Caridad, justicia, acción social y el coronavirus

por | Jul 19, 2020 | Benito Martínez, Formación, Reflexiones | 0 comentarios

Un día cesará la epidemia del coronavirus, o se hará endémica, y entonces nos  preguntaremos: “y ahora ¿qué?” La respuesta será distinta si la da un increyente o un cristiano comprometido. Y, si a nadie le interesa dar una respuesta, quiere decir que la solidaridad es una farsa. Pero si interesa, la primera respuesta debe ser que haya justicia, porque “las cargas caen sobre los que tienen menos medios para llevarlas”, se quejaba santa Luisa (c. 311), y una Hija de la Caridad protestó porque unos ricos se libraban de los impuestos y se los cargaban a los pobres (IX, 188). En una sociedad justa, la solidaridad exige que cada uno apor­te según su capacidad y reciba según sus necesidades.

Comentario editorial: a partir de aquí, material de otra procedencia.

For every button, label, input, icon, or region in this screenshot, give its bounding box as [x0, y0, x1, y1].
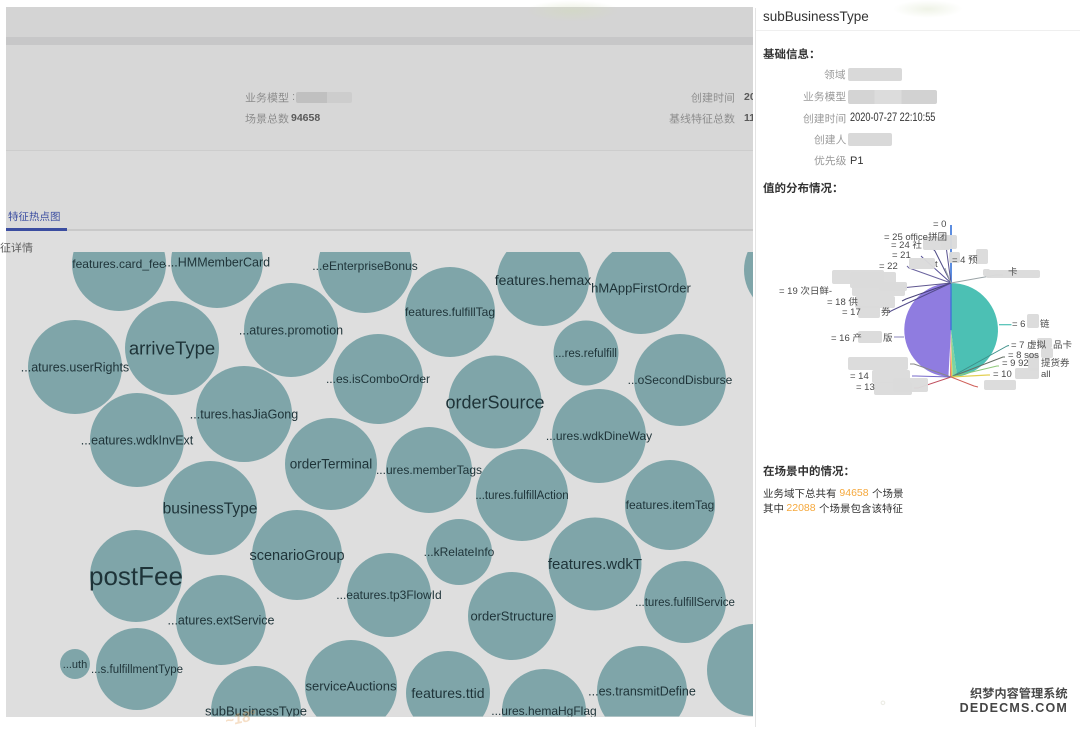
svg-text:...ures.hemaHgFlag: ...ures.hemaHgFlag [491, 704, 596, 717]
svg-text:...uth: ...uth [63, 659, 87, 671]
svg-text:= 19: = 19 [779, 286, 798, 297]
svg-text:t: t [935, 259, 938, 270]
svg-text:serviceAuctions: serviceAuctions [305, 679, 397, 694]
svg-text:= 6: = 6 [1012, 319, 1025, 330]
svg-text:= 4: = 4 [952, 255, 965, 266]
svg-text:...tures.fulfillService: ...tures.fulfillService [635, 597, 735, 609]
svg-text:-: - [829, 286, 832, 297]
svg-text:...eEnterpriseBonus: ...eEnterpriseBonus [312, 259, 417, 273]
svg-text:features.fulfillTag: features.fulfillTag [405, 305, 495, 319]
svg-text:arriveType: arriveType [129, 338, 215, 359]
svg-text:...eatures.tp3FlowId: ...eatures.tp3FlowId [336, 588, 441, 602]
svg-text:= 7: = 7 [1011, 340, 1024, 351]
svg-text:= 10: = 10 [993, 369, 1012, 380]
svg-text:orderStructure: orderStructure [470, 609, 553, 624]
svg-text:= 25 office: = 25 office [884, 232, 928, 243]
svg-text:...tures.hasJiaGong: ...tures.hasJiaGong [190, 407, 298, 421]
svg-text:= 24: = 24 [891, 240, 910, 251]
svg-text:= 21: = 21 [892, 250, 911, 261]
svg-text:....HMMemberCard: ....HMMemberCard [164, 255, 270, 269]
svg-text:= 17: = 17 [842, 307, 861, 318]
svg-text:= 16: = 16 [831, 333, 850, 344]
svg-text:= 14: = 14 [850, 371, 869, 382]
svg-text:...s.fulfillmentType: ...s.fulfillmentType [91, 664, 183, 676]
svg-text:...atures.extService: ...atures.extService [168, 613, 275, 627]
svg-text:...ures.memberTags: ...ures.memberTags [376, 463, 482, 477]
svg-text:...es.isComboOrder: ...es.isComboOrder [326, 372, 430, 386]
svg-text:hMAppFirstOrder: hMAppFirstOrder [591, 281, 691, 296]
svg-text:...atures.promotion: ...atures.promotion [239, 323, 343, 337]
svg-text:features.ttid: features.ttid [411, 685, 484, 701]
svg-text:= 8 sos: = 8 sos [1008, 350, 1039, 361]
svg-text:orderSource: orderSource [445, 392, 544, 412]
svg-text:= 9 92: = 9 92 [1002, 358, 1029, 369]
svg-text:...ures.wdkDineWay: ...ures.wdkDineWay [546, 429, 652, 443]
svg-text:...kRelateInfo: ...kRelateInfo [424, 545, 495, 559]
svg-text:features.wdkT: features.wdkT [548, 556, 642, 573]
svg-text:features.hemax: features.hemax [495, 272, 592, 288]
svg-text:...eatures.wdkInvExt: ...eatures.wdkInvExt [81, 433, 194, 447]
svg-text:...res.refulfill: ...res.refulfill [555, 348, 617, 360]
svg-text:orderTerminal: orderTerminal [290, 457, 373, 472]
svg-text:...es.transmitDefine: ...es.transmitDefine [588, 684, 696, 698]
svg-text:subBusinessType: subBusinessType [205, 704, 307, 717]
svg-text:= 0: = 0 [933, 219, 946, 230]
svg-text:= 18: = 18 [827, 297, 846, 308]
svg-text:...oSecondDisburse: ...oSecondDisburse [628, 373, 733, 387]
svg-text:features.card_fee: features.card_fee [72, 257, 166, 271]
svg-text:businessType: businessType [163, 500, 258, 517]
svg-text:= 13: = 13 [856, 382, 875, 393]
svg-text:...atures.userRights: ...atures.userRights [21, 360, 129, 374]
svg-text:postFee: postFee [89, 561, 183, 591]
svg-text:all: all [1041, 369, 1051, 380]
svg-text:features.itemTag: features.itemTag [626, 498, 715, 512]
svg-text:...tures.fulfillAction: ...tures.fulfillAction [475, 490, 568, 502]
svg-text:scenarioGroup: scenarioGroup [249, 548, 344, 564]
svg-text:= 22: = 22 [879, 261, 898, 272]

Los políticos prometen leyes en favor de la justicia, pero las leyes pueden ser injustas, cuando se legisla en detrimento de los débiles. En este caso, cumplir esas leyes es una injusticia; la justicia se corrompe y hace exclamar a la gente, ante ciertas sentencias dadas de acuerdo con la justicia legal: ¡no es justo! Santa Luisa buscaba la justicia verdadera en los contratos y en el sueldo de los obreros (c. 443). Justicia no es lo mismo que caridad. La justicia es dar a cada uno lo que es suyo, mientras que caridad es dar al otro lo que es mío y va más allá de los derechos del otro: aquello que no tengo obligación de dar por justicia, lo doy por caridad. Cierto que si falta la justicia no hay caridad, pero sin caridad, la justicia se corrompe, de ahí que la justicia sea el primer peldaño de la caridad. San Vicente decía que “no puede haber caridad si no va acompañada de la justicia” y corregía con dureza que “al socorrer a los pobres, estamos haciendo justicia y no misericordia”, pues “los deberes de justicia son preferibles a los de caridad”, y es un desprecio “dar por caridad lo que se debe dar por justicia” (II, 48; VII, 90, 525).

La justicia se guía por la mente, mientras que la caridad brota del corazón. La justicia puede llegar a ser fría y cruel, mien­tras que la caridad lleva el calor de la cordialidad. ¡Qué atrayente se muestra santa Luisa cuando aconseja a las Hermanas Sirvientes de los hospitales que tengan en cuenta la justicia, pero también la caridad, cuando den de alta a enfermos que no están restablecidos del todo o a las jóvenes que no tienen a donde ir! ¡Qué encantadora aparece, cuando amenaza a una mujer que abandonó a su hijo, pero en secreto “para no difamarla” (c. 38, E. 47)! Un día exclamó: “¡Qué bueno es sufrir por la justicia!” (c. 433).

También hay diferencia entre caridad y acción social. La caridad se dirige a la persona necesitada, mientras que la acción social se orienta primeramente al conjunto de la sociedad. También son diferentes los motivos. La Hija de la Caridad parte de la vocación de estar llamada por el Espíritu divino a liberar a los pobres, mientras que la trabajadora social se apoya en el puesto de trabajo que ha obtenido por su titulación. La persona caritativa ayuda gratuitamente y la asistente social, ordinariamente, está asalariada.

La acción social puede parecer mejor organizada y más eficaz, pero la caridad es más humana, y, sin caridad, la acción social humilla. En el mundo moderno la caridad es insuficiente para liberar al pobre, se necesita la acción social pública dotada de medios financieros más abundantes. Pero la acción caritativa también emplea técnicas modernas y, en realidad, es acción social. Obras sociales fueron las obras de los hospitales, galeotes, ancianos, escuelas femeninas y niños abandonados que establecieron y organizaron san Vicente de Paúl y santa Luisa de Marillac. Cosa que no comprenden los defensores de la acción social pública que pretenden ser los únicos dueños de toda acción social.

Puede ser una trampa en la que caen las organizaciones de la Iglesia, atacando toda iniciativa privada de caridad que no esté controlada por las instituciones eclesiales. La caridad se convierte en acción social y los centros caritativos en oficinas. Se investiga las necesidades y se descubren las trampas de muchos pobres, pero también sus intimidades que pueden humillarlos. Al prohibir a los particulares ejercer directamente la caridad, se ahoga el amor del corazón. Sólo se contempla la efectividad material de quien recibe y no el amor de quien da.